Having had a good relationship with so many people that I have never met – on social media and in the comment columns of some of our (better) newspapers, I feel rather guilty that for the last six months or so I have gone very quiet. So I decided to explain all in this blog.
Day one: Friday the thirteenth. The thirteenth of March 2015 to be exact. This isn’t really day one but it seems the right place to start this blog.
So day one: a room in our hospital with four people being me (obviously) my wife Marcia (who many will know as she is a very popular novelist), a consultant nurse and a surgeon. It is his unpleasant duty to tell me that a recent scan has uncovered a tumour in the oesophagus just above my stomach, that a biopsy has indicated that it is malignant and that as things are I have a life expectancy of between four and six months.
Oddly, at the time I found could take part in a reasonably intelligent and unemotional discussion as to the options open to me. It was only later that I began to suffer from shock – and I think the same thing was true for Marcia.
The first item on the agenda was to take a decision: to operate or not to operate. Such an operation would involve some pretty formidable surgery which could easily prove fatal to a seventy-six year old man with a heart condition (plus problems in other areas which are showing the signs of age), would be followed by a long period of discomfort assuming I survived it and there would be absolutely no guarantee that it would be successfull. Did I want such surgery? Did I want to go away and think about it before coming to a conclusion?
Can you imagine how horrid it is to have to give that sort of news to anyone? How often do we stop and think about the way the medics have to cope day in and day out with dealing people in my position?
A quick look at Marcia and a prayer of thanksgiving that we understand each other as well as we do and can almost read each others’ thoughts to make sure that we had come to the same conclusion and I found myself saying, quite simply: ‘Thank you but no, thank you,’ or words to that effect.
And so home with a good deal to think about and with both of us fighting to remain unemotional (and, sadly, not always succeeding).
Day sixteen: having rejected surgery, the next stage was a PET scan and today there is a meeting with an oncologist (rather than a surgeon). The PET scan confirmed the presence of that tumour and also showed I have secondaries in my liver. Now for a different decision: to see if the cancer could be controlled using chemotherapy (the medics ruled out radiation treatment as being fairly useless in my case). This one is a more difficult decision than the first so we listen very carefully to everything that the oncologist has to say and leave it at that for now. We need to give ourselves time to talk this through and so we leave for home with a good deal to think about and with both of us fighting to remain unemotional (and, sadly, not always succeeding).
The facts are simple: if no treatment is given I shall die within months (although nobody can predict how many), if treatment is given that time will be extended by a few months (but, again, nobody can predict how many) and the treatment will have unpleasant side effects (although, because we are all different, nobody can tell exactly what they would be nor how unpleasant). So does treatment offer an extension of quality life or not?

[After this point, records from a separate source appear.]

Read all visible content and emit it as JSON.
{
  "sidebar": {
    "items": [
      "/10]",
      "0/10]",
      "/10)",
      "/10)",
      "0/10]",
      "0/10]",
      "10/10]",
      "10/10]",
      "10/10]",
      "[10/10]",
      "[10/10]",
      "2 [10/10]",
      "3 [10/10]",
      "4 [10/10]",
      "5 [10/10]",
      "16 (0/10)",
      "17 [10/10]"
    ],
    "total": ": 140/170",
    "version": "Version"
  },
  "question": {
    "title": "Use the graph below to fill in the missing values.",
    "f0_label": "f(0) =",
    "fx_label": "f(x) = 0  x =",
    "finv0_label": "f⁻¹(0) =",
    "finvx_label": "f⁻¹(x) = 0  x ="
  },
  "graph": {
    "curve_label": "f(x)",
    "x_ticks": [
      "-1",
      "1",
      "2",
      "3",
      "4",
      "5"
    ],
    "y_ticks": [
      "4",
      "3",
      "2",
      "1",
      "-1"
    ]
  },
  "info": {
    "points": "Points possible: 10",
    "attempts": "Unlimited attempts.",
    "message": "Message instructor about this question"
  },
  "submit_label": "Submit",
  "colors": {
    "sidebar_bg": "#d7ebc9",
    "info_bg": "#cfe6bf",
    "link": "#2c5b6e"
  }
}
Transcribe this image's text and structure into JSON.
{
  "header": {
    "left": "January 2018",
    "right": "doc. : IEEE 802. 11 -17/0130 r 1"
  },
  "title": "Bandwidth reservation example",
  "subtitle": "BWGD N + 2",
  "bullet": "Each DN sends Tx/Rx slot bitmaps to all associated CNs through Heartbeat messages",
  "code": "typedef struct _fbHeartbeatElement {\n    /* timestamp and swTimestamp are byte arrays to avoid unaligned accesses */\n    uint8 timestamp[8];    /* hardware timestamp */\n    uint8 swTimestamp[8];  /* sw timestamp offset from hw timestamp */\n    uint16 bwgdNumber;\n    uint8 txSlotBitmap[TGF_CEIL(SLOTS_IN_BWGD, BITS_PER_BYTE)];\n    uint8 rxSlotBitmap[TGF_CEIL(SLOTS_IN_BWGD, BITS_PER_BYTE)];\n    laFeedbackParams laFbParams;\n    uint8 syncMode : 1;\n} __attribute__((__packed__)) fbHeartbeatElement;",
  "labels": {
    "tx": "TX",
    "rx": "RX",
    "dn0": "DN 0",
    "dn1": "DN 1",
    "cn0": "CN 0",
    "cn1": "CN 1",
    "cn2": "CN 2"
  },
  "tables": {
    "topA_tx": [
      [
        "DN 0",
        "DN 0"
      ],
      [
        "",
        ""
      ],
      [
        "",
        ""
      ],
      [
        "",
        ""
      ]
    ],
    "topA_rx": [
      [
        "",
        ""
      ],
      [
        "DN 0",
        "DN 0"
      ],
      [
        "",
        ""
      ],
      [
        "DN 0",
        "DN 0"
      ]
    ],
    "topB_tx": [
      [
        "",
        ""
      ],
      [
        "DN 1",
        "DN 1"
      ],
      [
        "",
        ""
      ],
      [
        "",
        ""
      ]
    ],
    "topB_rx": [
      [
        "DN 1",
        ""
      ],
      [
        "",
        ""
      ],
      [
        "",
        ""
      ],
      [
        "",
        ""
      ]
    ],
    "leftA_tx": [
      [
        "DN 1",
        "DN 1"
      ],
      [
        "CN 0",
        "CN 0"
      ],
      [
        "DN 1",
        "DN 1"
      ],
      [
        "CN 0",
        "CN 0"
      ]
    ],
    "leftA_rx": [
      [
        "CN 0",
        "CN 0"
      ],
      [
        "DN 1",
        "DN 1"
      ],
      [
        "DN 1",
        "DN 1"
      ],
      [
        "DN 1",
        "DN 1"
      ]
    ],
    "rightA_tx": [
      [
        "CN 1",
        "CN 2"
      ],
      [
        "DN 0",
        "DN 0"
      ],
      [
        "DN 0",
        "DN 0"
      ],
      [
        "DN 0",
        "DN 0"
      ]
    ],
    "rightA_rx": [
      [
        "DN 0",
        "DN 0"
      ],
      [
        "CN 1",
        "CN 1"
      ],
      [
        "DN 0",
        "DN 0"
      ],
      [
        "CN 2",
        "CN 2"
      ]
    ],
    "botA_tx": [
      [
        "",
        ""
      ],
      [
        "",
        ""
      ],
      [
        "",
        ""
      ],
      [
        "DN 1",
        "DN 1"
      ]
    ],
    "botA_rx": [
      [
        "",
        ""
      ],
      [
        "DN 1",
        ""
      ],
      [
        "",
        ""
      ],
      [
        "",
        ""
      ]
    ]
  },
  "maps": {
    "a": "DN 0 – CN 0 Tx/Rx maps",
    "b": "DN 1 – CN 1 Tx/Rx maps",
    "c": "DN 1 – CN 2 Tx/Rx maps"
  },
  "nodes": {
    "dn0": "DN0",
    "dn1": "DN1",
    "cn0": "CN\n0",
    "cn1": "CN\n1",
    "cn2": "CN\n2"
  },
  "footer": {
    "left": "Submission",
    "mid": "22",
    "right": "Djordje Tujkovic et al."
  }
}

The decision is not so simple but suffice to say that we decided against treatment as we felt that the repeated trips to the hospital alone would create more stress without taking into consideration the side effects and we feel that after thirty-five years of happiness it would be dreadful if the end was one of misery. Better that it be a bit shorter but as happy as possible under the circumstances. In short, time to move on.
Now, nearly a month after Day One, I am still finding it difficult to come to terms with what I now know but now I feel more able to share it with a wider audience (I have already explained the position on my regular Friday blog).
Before I finish there is one thing I would like to add. We have the most wonderful health service and the medical staff are fantastic. Of course there will be times when we want more from it than we get but I would ask those who have to wait longer than they want to in A & E or those who suddenly find that an operation has been postponed to ponder on the fact that for the vast majority of people on this planet there is no A & E and operations are not even a faint possibility.
I welcome comments from anyone who feels that they have a worthwhile contribution to make and I will respond to any comment that requires a response – until the time comes when that is no longer possible.
Will I write any more blogs here? I honestly do not know. Certainly I have no desire to write more than I have about politics. So – on the basis that this may well be my last blog – many thanks for all the fish and farewell.